Some may ask whether the movie would work for those who aren't familiar with the works of Shakespeare. I feel it would, though I can't say whether it would be on a higher or lower level than those who can't shake the Shakespeare out of their existence. I saw the movie in a small theatre hall in Trivandrum and the audience comprised mostly of a few young North Indian students/employees and a lot of migrant workers who were clearly rooting for Shahid Kapoor and the plot (abandoning the other big Hritik Roshan movie playing in the much bigger hall in the same theatre complex). I could sense how well the transformation of Haider was received, and how all the jokes and philosophical bits worked for all in the same manner, no matter whether they knew their Hamlet or not. I could even decipher a few well timed sighs and gasps.

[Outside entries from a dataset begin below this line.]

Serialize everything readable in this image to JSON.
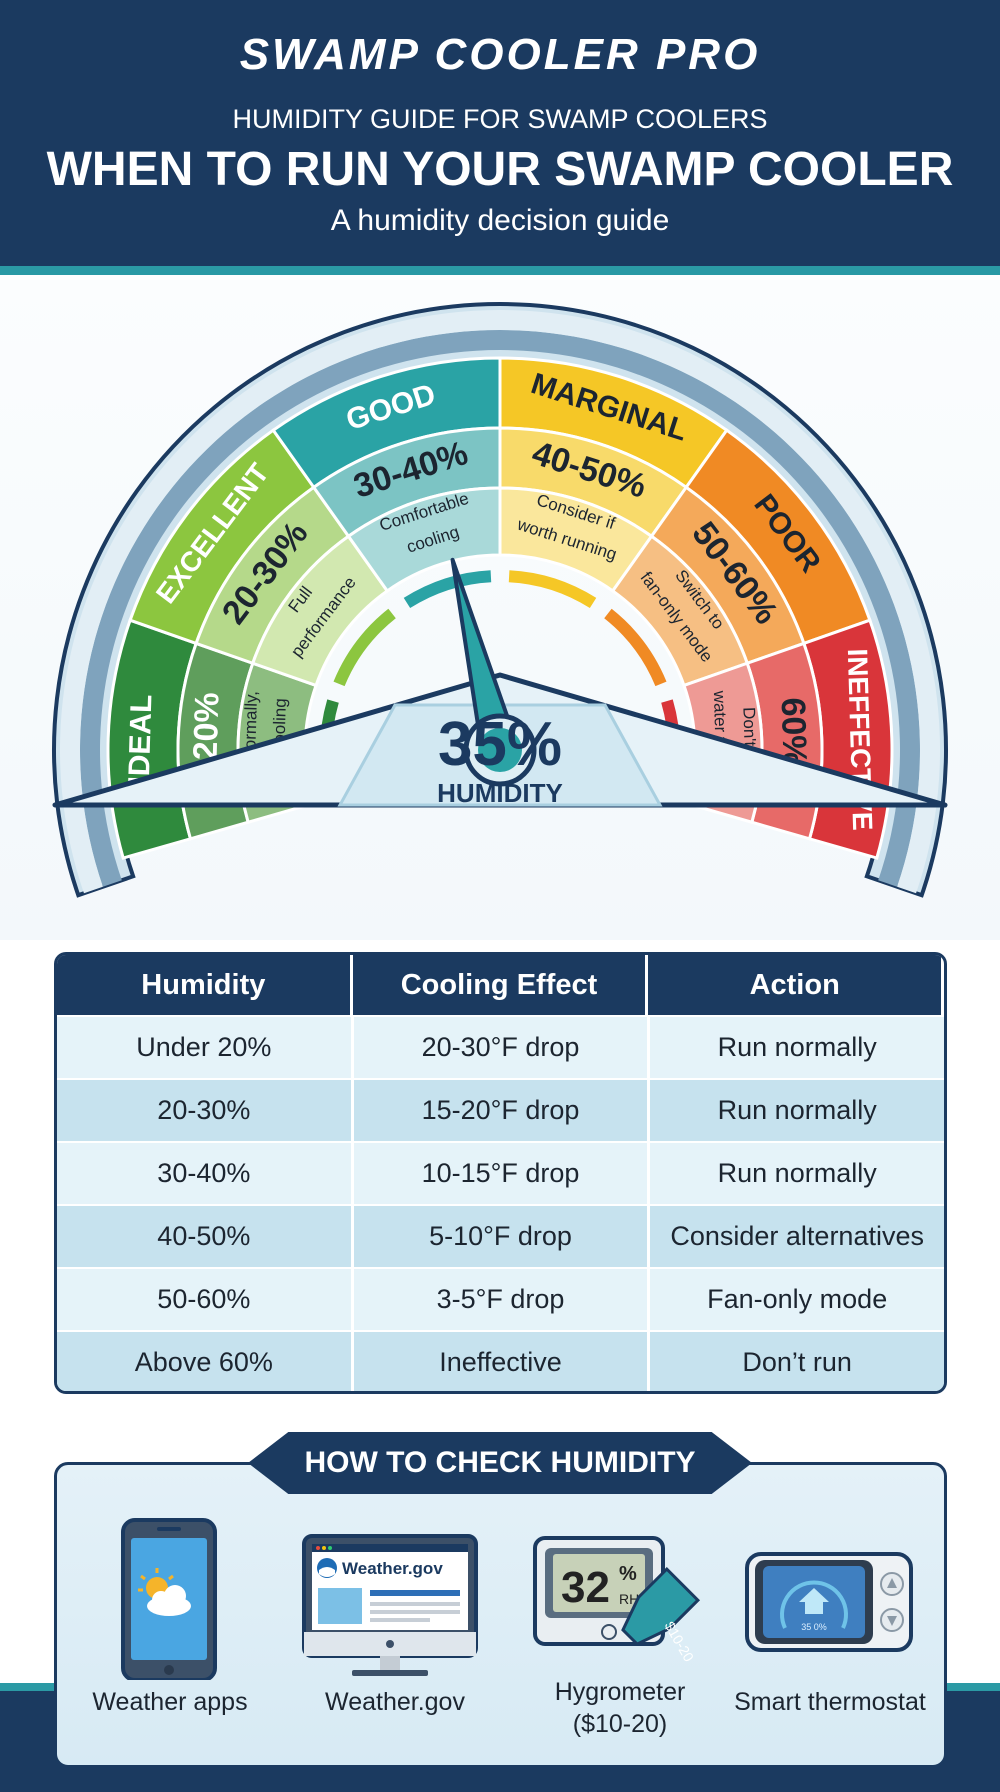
{
  "header": {
    "brand": "SWAMP COOLER PRO",
    "kicker": "HUMIDITY GUIDE FOR SWAMP COOLERS",
    "title": "WHEN TO RUN YOUR SWAMP COOLER",
    "subtitle": "A humidity decision guide"
  },
  "gauge": {
    "current_value": "35%",
    "current_label": "HUMIDITY",
    "needle_value": 35,
    "segments": [
      {
        "name": "IDEAL",
        "range": "0-20%",
        "note_line1": "Run normally,",
        "note_line2": "max cooling",
        "outer": "#2f8a3d",
        "mid": "#5f9e5c",
        "inner": "#8dbd80"
      },
      {
        "name": "EXCELLENT",
        "range": "20-30%",
        "note_line1": "Full",
        "note_line2": "performance",
        "outer": "#8cc63f",
        "mid": "#b5d98a",
        "inner": "#d2e8b0"
      },
      {
        "name": "GOOD",
        "range": "30-40%",
        "note_line1": "Comfortable",
        "note_line2": "cooling",
        "outer": "#2aa3a5",
        "mid": "#7cc4c4",
        "inner": "#a9d9d9"
      },
      {
        "name": "MARGINAL",
        "range": "40-50%",
        "note_line1": "Consider if",
        "note_line2": "worth running",
        "outer": "#f5c726",
        "mid": "#f8da6a",
        "inner": "#fae79c"
      },
      {
        "name": "POOR",
        "range": "50-60%",
        "note_line1": "Switch to",
        "note_line2": "fan-only mode",
        "outer": "#f08a24",
        "mid": "#f4a95a",
        "inner": "#f6bf83"
      },
      {
        "name": "INEFFECTIVE",
        "range": "60%+",
        "note_line1": "Don't use",
        "note_line2": "water function",
        "outer": "#d9353a",
        "mid": "#e76a68",
        "inner": "#ee9a95"
      }
    ]
  },
  "table": {
    "headers": [
      "Humidity",
      "Cooling Effect",
      "Action"
    ],
    "rows": [
      [
        "Under 20%",
        "20-30°F drop",
        "Run normally"
      ],
      [
        "20-30%",
        "15-20°F drop",
        "Run normally"
      ],
      [
        "30-40%",
        "10-15°F drop",
        "Run normally"
      ],
      [
        "40-50%",
        "5-10°F drop",
        "Consider alternatives"
      ],
      [
        "50-60%",
        "3-5°F drop",
        "Fan-only mode"
      ],
      [
        "Above 60%",
        "Ineffective",
        "Don’t run"
      ]
    ]
  },
  "check": {
    "title": "HOW TO CHECK HUMIDITY",
    "methods": [
      {
        "label": "Weather apps",
        "icon": "smartphone-weather-icon"
      },
      {
        "label": "Weather.gov",
        "icon": "monitor-weather-gov-icon",
        "screen_text": "Weather.gov"
      },
      {
        "label_line1": "Hygrometer",
        "label_line2": "($10-20)",
        "icon": "hygrometer-icon",
        "display_value": "32",
        "display_unit": "%",
        "display_sub": "RH",
        "price_tag": "$10-20"
      },
      {
        "label": "Smart thermostat",
        "icon": "smart-thermostat-icon",
        "display_value": "35 0%"
      }
    ]
  },
  "colors": {
    "navy": "#1b3a60",
    "teal": "#2b9aa5"
  }
}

Each film director would have a favourite spot in the 'original' work when they think of an adaptation. Here that spot turns out to be the complex relationship between Haider and his mother, with its added layers in the Indian context. The scenes in which both of them appear together are replete with a lot of tension, and then relief, and then tension again. They do exploit each other a lot emotionally, shamelessly, as mothers and sons do. Something quite similar in the movie is the way Arshia and her father are depicted. It's all a great risk, I agree, as the overall approach is not to be mistaken as melodramatic. The director manages, somehow, to plod his way back to the central themes even as he spends some extra seconds on the digressions he holds close to his heart. I couldn't observe any lapses in editing or signs of confusion in Bhardwaj's narration. He knows his Hamlet well enough, and knows exactly what he is trying to do with it in his movie - that's what I felt. 


There is a difficult part that has to be addressed as well. Haider is set in a time when forced identities existed as a fear in the minds of people. Now it is a reality. Things haven't improved, but deteriorated drastically. There are even disputes and violence over how the place names in Kashmir should or should not appear in the Indian map. People get thrashed, killed, or worse still, treated as traitors on a daily basis for just being themselves. The fact that there has to be one-liners and afterwords to the work of art in an attempt to appease the different 'parties' involved in the time-space aspects of the story should make one reflect on the challenges that existed, and haven't vanished yet, from the times of Shakespeare - regarding the freedom of expression. Much like the bard who played around with what he was supposed to say through some characters without compromising much on his central themes, Bhardwaj overcomes some of the political risks with a few compromises. Discerning audiences just have to rise up to the challenge of seeing what is really the part of the film's original vision, and what its unnecessary appendages are.